There is no chop suey at Sun Wah Bar-B-Que (3059 N. Broadway), a relatively short drive from Oak Park – and worth it (though if I were you, I’d take the Blue or Green Lines to the Red Line to Argyle and walk 1.5 blocks).
Sun Wah specializes in Asian barbecue, and it offers a fantastic food experience.
The Beijing duck is a beautifully crisp, lushly unctuous fowl that the Cheng family prepares using traditional methods that involve, for instance, pumping air between skin and flesh to create a golden crust that delivers major taste and beautiful crunch. A few years ago, I produced a WBEZ segment that tracks the many sounds created during the preparation of this classic dish.
The whole pig makes for a stunning presentation, and Kelly Cheng (whose family owns Sun Wah) will cut the porker up into small portions tableside. As with the duck, the skin on the pig is perfectly crisped, offering the kind of textural satisfaction characteristic of much Asian cuisine. You need to order the whole pig in advance, but if you’re planning to eat with a group of 10 or more, it’s a fine celebratory dish.
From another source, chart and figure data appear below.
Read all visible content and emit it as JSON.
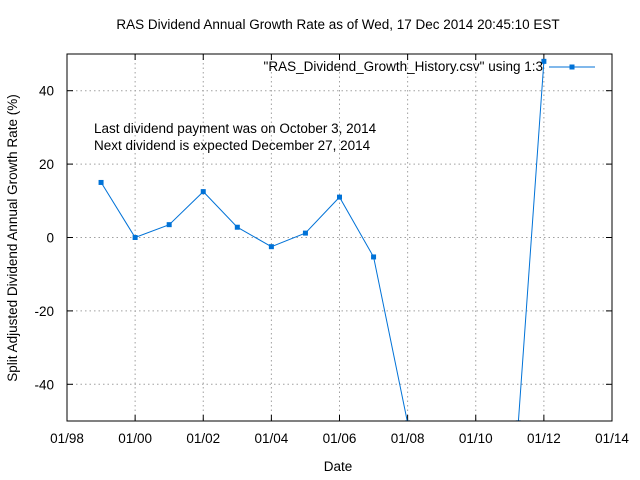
{
  "chart_data": {
    "type": "line",
    "title": "RAS Dividend Annual Growth Rate as of Wed, 17 Dec 2014 20:45:10 EST",
    "xlabel": "Date",
    "ylabel": "Split Adjusted Dividend Annual Growth Rate (%)",
    "xlim": [
      "1998-01",
      "2014-01"
    ],
    "ylim": [
      -50,
      50
    ],
    "x_ticks": [
      "1998-01",
      "2000-01",
      "2002-01",
      "2004-01",
      "2006-01",
      "2008-01",
      "2010-01",
      "2012-01",
      "2014-01"
    ],
    "x_tick_labels": [
      "01/98",
      "01/00",
      "01/02",
      "01/04",
      "01/06",
      "01/08",
      "01/10",
      "01/12",
      "01/14"
    ],
    "y_ticks": [
      -40,
      -20,
      0,
      20,
      40
    ],
    "y_tick_labels": [
      "-40",
      "-20",
      "0",
      "20",
      "40"
    ],
    "grid": true,
    "legend_position": "top-right",
    "series": [
      {
        "name": "\"RAS_Dividend_Growth_History.csv\" using 1:3",
        "color": "#0072d7",
        "x": [
          "1999-01",
          "2000-01",
          "2001-01",
          "2002-01",
          "2003-01",
          "2004-01",
          "2005-01",
          "2006-01",
          "2007-01",
          "2008-01",
          "2011-04",
          "2012-01"
        ],
        "y": [
          15,
          0,
          3.5,
          12.5,
          2.8,
          -2.5,
          1.2,
          11,
          -5.3,
          -50.5,
          -50.5,
          48
        ]
      }
    ],
    "annotations": [
      "Last dividend payment was on October 3, 2014",
      "Next dividend is expected December 27, 2014"
    ]
  }
}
Sun Wah also offers a “noodle cart.” This Hong Kong tradition enables diners to customize a bowl of egg or rice noodles with vegetables, fish or meat (all about five bucks). If you’re so inclined, don’t be afraid to slurp.
How much do I like Sun Wah? I was there the last two Saturday nights, and it’s quit likely I’ll be back in the next week or so (my foodie friends love this place; it’s big and noisy, and the food delicious and reasonably priced).
I’m on record as being a huge fan of Suburban Chinese as practiced at Oak Park places like Luo’s Peking House. Do you have a favorite Chinese restaurant you’d like to tell us about? Please do.